4) Boire très modérément de l’alcool
Les femmes sont beaucoup plus vulnérables aux effets néfastes de l’alcool. Cela est particulièrement vrai en ce qui concerne le cancer du sein, car l’alcool est connu pour augmenter les niveaux d’œstrogènes en circulation, un des principaux facteurs de risque de ce cancer.
Par exemple, une grande étude a montré que les femmes consommant de 5 à 10 g d’alcool par jour (soit l’équivalent de trois à six verres par semaine) étaient 15% plus susceptibles de développer un cancer du sein que les non-buveuses, une hausse qui atteint 50% chez celles qui en consomment plus de deux verres par jour. On estime que la consommation régulière d’alcool est responsable d’environ 12% des cancers chez les femmes préménopausées.

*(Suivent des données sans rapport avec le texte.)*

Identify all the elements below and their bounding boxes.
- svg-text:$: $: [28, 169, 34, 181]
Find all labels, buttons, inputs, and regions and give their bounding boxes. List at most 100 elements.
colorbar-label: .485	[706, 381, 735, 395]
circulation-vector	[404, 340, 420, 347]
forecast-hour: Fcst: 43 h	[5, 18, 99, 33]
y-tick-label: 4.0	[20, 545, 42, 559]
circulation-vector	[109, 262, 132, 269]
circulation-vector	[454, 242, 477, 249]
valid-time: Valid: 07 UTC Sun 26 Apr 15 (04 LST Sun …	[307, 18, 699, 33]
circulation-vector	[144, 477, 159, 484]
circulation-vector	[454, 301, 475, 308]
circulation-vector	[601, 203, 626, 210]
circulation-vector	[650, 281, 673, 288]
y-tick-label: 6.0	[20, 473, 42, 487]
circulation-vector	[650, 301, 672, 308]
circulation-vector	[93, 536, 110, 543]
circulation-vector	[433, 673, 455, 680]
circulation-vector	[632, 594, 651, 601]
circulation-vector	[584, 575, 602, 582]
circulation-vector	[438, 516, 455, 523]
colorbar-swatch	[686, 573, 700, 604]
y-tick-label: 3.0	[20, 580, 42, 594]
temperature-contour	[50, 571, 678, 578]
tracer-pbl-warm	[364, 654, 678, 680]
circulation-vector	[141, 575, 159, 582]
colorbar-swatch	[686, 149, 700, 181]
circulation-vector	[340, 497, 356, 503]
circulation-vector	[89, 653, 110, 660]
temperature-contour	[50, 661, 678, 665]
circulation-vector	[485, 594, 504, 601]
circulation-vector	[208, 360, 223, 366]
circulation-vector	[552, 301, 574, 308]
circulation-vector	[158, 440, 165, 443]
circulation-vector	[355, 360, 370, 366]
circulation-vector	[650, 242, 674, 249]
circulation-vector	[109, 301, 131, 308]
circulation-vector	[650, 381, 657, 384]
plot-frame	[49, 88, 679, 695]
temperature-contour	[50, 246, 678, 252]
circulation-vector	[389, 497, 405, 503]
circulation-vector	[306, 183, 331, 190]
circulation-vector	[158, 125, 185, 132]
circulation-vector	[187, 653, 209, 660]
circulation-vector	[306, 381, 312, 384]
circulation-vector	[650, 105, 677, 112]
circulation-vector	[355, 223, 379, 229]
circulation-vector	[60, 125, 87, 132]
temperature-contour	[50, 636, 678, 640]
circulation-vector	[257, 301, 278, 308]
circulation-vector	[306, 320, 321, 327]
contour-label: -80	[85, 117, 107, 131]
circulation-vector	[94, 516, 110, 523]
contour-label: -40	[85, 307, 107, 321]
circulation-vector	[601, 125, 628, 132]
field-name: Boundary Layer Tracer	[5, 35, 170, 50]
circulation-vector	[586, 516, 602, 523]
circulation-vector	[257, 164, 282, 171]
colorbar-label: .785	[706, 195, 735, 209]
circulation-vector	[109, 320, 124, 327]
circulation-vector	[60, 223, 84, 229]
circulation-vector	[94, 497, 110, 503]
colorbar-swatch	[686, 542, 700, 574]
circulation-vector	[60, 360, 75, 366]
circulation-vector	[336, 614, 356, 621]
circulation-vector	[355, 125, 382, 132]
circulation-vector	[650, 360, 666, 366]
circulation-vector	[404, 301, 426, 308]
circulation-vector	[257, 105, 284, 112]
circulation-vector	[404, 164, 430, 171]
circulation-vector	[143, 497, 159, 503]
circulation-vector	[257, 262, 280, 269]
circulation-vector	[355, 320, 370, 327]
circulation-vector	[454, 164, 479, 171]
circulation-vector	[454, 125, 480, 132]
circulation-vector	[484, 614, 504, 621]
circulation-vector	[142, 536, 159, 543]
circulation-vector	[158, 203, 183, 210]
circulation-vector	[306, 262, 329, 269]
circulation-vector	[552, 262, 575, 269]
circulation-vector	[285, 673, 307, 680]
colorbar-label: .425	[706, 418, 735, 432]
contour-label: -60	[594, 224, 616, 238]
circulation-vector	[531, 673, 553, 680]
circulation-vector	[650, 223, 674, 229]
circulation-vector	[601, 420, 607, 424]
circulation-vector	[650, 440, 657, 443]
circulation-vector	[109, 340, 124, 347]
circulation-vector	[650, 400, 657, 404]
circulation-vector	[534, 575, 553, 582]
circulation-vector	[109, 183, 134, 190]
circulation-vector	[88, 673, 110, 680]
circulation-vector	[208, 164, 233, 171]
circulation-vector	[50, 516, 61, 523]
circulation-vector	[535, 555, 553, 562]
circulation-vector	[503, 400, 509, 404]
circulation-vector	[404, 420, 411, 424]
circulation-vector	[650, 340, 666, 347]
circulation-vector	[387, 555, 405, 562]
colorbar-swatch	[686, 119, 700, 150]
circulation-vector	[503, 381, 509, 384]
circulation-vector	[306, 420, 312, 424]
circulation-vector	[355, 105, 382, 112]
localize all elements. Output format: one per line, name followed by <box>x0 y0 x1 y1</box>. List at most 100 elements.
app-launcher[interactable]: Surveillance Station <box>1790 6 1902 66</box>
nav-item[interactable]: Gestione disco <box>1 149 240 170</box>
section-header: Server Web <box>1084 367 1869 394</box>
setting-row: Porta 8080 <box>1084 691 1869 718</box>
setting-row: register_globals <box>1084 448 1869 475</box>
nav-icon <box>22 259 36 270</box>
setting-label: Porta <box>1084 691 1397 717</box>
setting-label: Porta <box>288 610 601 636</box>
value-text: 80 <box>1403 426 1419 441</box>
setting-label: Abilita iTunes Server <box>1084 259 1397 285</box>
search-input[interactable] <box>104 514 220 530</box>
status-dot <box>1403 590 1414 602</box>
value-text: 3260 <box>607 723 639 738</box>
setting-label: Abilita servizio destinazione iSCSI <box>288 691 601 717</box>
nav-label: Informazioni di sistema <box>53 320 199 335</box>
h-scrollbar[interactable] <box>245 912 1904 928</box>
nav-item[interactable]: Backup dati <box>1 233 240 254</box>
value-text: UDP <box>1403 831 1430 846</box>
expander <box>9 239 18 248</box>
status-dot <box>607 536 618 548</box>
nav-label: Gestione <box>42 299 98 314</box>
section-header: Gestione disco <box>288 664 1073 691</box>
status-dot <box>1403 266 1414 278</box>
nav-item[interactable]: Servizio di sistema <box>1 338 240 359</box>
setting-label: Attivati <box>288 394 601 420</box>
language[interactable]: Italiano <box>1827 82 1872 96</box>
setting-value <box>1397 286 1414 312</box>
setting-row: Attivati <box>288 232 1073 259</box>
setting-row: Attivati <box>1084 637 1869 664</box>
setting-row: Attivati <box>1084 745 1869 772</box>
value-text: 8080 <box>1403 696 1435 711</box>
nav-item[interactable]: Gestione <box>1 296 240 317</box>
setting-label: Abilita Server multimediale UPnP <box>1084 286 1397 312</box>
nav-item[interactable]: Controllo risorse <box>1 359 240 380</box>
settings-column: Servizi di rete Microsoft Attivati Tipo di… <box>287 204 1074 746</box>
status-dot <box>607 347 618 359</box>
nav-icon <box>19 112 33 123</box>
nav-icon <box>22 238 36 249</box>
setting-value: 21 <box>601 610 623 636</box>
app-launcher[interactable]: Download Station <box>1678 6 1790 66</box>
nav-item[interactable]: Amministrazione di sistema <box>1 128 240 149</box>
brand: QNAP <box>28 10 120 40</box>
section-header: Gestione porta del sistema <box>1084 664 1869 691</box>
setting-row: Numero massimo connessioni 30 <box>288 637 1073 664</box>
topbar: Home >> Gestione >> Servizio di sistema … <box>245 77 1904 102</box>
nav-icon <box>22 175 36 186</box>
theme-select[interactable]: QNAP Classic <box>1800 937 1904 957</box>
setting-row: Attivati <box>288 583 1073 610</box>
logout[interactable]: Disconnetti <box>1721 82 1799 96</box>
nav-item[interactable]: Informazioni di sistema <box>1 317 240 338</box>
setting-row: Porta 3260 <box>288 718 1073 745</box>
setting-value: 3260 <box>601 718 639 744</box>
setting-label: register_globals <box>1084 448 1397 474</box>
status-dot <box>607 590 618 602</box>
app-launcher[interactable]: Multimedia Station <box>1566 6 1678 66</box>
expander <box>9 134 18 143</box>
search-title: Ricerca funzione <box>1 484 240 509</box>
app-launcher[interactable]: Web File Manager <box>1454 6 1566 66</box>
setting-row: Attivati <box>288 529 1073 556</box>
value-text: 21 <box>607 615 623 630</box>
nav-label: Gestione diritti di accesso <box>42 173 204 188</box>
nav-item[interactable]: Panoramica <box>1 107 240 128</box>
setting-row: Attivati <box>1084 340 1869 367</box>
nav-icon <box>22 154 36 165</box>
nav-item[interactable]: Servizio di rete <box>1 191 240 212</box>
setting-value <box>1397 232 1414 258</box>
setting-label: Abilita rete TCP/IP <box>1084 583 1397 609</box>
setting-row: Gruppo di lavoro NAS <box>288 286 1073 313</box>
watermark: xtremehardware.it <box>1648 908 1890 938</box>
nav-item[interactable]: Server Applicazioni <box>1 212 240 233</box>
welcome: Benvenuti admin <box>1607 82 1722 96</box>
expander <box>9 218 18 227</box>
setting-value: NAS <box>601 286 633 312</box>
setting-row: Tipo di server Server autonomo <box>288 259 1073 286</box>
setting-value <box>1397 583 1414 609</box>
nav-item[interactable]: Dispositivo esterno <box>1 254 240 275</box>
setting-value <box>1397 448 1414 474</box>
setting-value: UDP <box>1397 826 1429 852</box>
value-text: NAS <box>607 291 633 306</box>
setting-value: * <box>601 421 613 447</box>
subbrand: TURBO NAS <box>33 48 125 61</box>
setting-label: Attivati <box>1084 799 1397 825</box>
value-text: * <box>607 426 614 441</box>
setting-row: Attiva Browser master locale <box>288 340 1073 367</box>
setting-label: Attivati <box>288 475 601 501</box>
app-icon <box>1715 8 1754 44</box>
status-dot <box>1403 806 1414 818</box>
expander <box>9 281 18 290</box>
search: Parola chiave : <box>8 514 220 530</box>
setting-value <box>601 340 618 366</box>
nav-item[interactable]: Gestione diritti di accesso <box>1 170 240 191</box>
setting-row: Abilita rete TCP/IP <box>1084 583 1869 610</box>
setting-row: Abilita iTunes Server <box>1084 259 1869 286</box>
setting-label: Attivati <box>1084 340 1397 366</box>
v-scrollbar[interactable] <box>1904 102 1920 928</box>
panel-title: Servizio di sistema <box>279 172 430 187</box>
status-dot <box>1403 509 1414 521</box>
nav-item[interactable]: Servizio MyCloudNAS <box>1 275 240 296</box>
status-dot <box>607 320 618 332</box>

Contrairement à ce que les gens pensent, on estime que plus de 90% des cancers du sein sont dus au hasard, c’est-à-dire qu’ils surviennent chez des femmes qui n’ont pas d’antécédents familiaux ou ne présentent pas d’anomalies génétiques qui prédisposent à la maladie. Certains facteurs de risque incontrôlables additionnels existent (puberté précoce, absence d’enfants (nulliparité), densité mammaire), mais, dans l’ensemble, il existe clairement une large fenêtre d’intervention pour prévenir le développement du cancer du sein en portant une attention particulière aux habitudes de vie.
(1) Britt KL et coll. Key steps for effective breast cancer prevention. Nat. Rev. Cancer 2020; 20: 417-436.